Trademarks: What’s In A Name?
I’m sure it’s cheesy to start a blog with the phrase “what’s in a name?”, but I’m going to do it anyways. Not only is it a profound statement (seriously, ponder it for a moment), but it really sums up what this post is all about. The name and/or logo you choose for your business, products and services is critically important. It is how your customers will identify your product or service. They will start to attach emotions and opinions to it. As your business grows, your name begins to develop value (or “goodwill” as the accountants like to call it). So it’s important to think about the name you choose and how you are going to protect it. That is where the wonderfully complex world of trademark law comes into play.
While it is always best to consult your attorney about these sorts of complicated legal matters, I wanted to provide you with a basic synopsis of the process of federally registering a trademark. When you register a trademark with the United States Patent and Trademark Office, (“USPTO”) it means that your business has the exclusive right to use that name or logo for your product or service throughout the entire United States. Translation: no one else can use your name or logo for the same or similar product or service in the United States. Let’s take a look at what it takes to obtain the coveted ®.
The first step is to determine if your name or logo even qualifies for federal registration. I have narrowed this down into a very simple equation:
Name or logo + good or service + “use in commerce” = ®
Let’s start with the name or logo. You wake up one morning with a brilliant idea for a name for your new product: Nikez for men’s dress shoes. You haven’t sold a single pair of shoes yet. What is wrong with this picture? First, the name you are in love with sounds pretty close to a famous mark called Nike. Clients ask me all the time if they can just add an “s” or a “z” at the end of the name. That’s ok, right? Wrong. Trademark infringement doesn’t have to be exact like it does with most copyright infringement. If it looks like, sounds like or has the same meaning as an existing mark, it’s not going to work. Second, the goods you are trying to sell are also very similar to what Nike sells, i.e. athletic shoes to men’s dress shoes. The USPTO has thousands of categories of trademark classes of goods and services, but in this case you are talking about goods that more than likely fall into the same or similar classes. Finally, you haven’t sold any product yet. “Use in commerce”, when it comes right down to it, means you have to cross state lines with your product. So in this hypothetical, three strikes and you’re out. However, the use in commerce element can be something you achieve later on and still be able to file for a federal trademark. More on that to come later.
So you have a name or logo you think is unique, your good or service and you sold some product across state lines. Now it’s time to see if your mark conflicts with any existing federal or common law marks.

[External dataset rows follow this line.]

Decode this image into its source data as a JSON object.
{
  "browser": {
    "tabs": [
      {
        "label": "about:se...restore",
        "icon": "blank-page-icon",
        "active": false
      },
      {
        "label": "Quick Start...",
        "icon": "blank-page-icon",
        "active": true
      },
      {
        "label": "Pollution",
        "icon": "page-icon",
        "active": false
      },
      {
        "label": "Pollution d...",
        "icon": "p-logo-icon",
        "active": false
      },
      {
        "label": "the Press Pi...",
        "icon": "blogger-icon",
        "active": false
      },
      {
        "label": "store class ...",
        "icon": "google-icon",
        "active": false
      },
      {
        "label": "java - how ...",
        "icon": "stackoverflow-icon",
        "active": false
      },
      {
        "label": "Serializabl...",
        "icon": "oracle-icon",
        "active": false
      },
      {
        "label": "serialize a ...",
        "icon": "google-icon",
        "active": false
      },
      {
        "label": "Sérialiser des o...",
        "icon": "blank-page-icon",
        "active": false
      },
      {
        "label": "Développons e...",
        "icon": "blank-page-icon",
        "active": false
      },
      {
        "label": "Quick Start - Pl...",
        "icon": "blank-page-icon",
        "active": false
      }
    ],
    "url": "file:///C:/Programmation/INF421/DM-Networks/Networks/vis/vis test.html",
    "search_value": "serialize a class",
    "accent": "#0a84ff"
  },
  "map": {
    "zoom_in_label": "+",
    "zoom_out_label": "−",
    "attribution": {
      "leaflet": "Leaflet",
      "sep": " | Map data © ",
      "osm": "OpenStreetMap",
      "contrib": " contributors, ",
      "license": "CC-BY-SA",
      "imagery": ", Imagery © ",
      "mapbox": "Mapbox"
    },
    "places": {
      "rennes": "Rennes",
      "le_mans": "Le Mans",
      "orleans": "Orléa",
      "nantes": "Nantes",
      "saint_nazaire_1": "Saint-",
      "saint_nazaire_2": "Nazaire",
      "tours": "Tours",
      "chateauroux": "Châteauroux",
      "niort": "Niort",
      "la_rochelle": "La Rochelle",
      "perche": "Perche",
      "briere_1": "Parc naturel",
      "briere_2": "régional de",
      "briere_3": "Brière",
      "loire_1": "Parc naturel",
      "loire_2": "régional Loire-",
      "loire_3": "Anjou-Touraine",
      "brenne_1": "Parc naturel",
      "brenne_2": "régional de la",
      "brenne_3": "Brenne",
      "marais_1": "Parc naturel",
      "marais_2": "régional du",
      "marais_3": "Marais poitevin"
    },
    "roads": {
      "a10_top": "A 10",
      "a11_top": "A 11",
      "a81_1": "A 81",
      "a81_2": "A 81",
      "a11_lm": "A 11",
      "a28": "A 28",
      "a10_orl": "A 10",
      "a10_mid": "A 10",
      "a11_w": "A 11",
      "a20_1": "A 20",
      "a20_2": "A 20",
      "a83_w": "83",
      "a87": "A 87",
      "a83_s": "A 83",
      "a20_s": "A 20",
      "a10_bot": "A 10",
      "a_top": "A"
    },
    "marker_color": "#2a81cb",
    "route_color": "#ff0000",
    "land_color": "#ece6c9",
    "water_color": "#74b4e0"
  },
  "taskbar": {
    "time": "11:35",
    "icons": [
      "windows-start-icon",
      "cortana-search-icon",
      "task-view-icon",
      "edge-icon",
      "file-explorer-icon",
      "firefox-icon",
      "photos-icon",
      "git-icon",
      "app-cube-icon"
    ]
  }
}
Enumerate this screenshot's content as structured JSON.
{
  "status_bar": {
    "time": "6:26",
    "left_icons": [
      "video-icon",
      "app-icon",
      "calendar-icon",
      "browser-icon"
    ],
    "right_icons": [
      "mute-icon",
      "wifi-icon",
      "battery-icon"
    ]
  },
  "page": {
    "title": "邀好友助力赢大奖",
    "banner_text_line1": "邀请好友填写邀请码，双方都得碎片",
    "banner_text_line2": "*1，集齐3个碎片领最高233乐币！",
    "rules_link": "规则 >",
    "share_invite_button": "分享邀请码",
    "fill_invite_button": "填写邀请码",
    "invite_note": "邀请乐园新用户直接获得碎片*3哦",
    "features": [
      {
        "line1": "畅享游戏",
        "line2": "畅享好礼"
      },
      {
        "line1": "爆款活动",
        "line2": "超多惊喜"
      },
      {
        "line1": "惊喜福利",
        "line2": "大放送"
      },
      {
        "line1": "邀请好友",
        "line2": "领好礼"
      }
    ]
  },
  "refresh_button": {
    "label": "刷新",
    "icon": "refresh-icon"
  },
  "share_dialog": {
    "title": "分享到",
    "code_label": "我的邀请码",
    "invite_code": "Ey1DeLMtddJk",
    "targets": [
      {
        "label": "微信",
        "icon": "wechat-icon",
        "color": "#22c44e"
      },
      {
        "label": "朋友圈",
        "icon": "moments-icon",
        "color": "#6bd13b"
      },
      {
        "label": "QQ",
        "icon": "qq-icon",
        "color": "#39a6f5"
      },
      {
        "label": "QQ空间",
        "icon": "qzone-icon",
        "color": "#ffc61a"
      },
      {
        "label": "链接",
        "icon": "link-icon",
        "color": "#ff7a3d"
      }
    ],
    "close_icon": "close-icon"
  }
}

The first step is to go to www.uspto.gov and search the federal system for any conflicting marks. Remember that you will want to search various spellings of the name or words to see what comes up. If nothing comes up, you will want to move to the common law, i.e. the Internet to see what else is out there that is not federally registered. I usually recommend checking state sites for any state registered trademarks. This process can be complicated and take time, but it is important you know what you are getting into before you spend any more money on the name you have chosen. I promise you, the time and money you spend at this step in the process is much less than what you might spend in the future if you choose to skip this step, or if you don’t fully understand the way to research your mark in connection with existing marks.
You have successfully completed Steps 1 and 2, your search came up clean, congratulations! Time to move on to the filing process. At this stage, you have to think about what type of application you are filing. If you have achieved “use in commerce”, you can go ahead and file an application for actual use. If you have not yet achieved “use in commerce”, you can file what is called an Intent to Use application (“ITU”). This means that you are intending to show use in commerce within 6 months of filing. If you don’t, you can file extensions for up to three more years. The cost of filing either an actual use or an intent to use application ranges from $275-$325 per mark per class.
4. Follow Up
Your application is filed. Now what happens? The waiting game begins. The USPTO has a wonderful online system called the TSDR that will allow you to track where your application is in the process. But what is that process? In a nutshell, once you file your application, it takes about three months for it to land on an examining attorney’s desk. Once they get it, they will review it and may send you correspondence called an Office Action because there is something you need to clear up with the application. Examples of issues that come up are likelihood of confusion with an existing mark, disclaimer language is required, clarification of the goods or services, conflict with a prior-pending application, etc. Typically, you have 6 months to respond to the Office Action. If you don’t, the USPTO will abandon your pending registration. If you respond in a timely manner and all deficiencies are corrected, the USPTO will send you a Notice of Allowance and publish the mark for opposition. For 30 days thereafter, the public at large has an opportunity to oppose your mark. If no one opposes the mark, you will receive a shiny registration certificate in the mail. The process takes, on average, about 6-8 months to complete.
Congratulations! You have received your registration certificate! Now you can start using the ® symbol on your mark. This puts the world on notice that this mark is federally registered. The final question is how long does your registration last? The answer is: so long as you use it, you won’t lose it! To prove that you are using it, every 5 years you will be required to file a statement with the USPTO that you are still actively using the mark in commerce. Should you fail to file this paperwork, the USPTO will “kill” your mark and you will lose your federal status.
That is the process in a nutshell! I will be honest, it is much more complicated than outlined above, hence why it is a good idea to seek the advice of an experienced trademark attorney (hint hint, nudge, nudge!).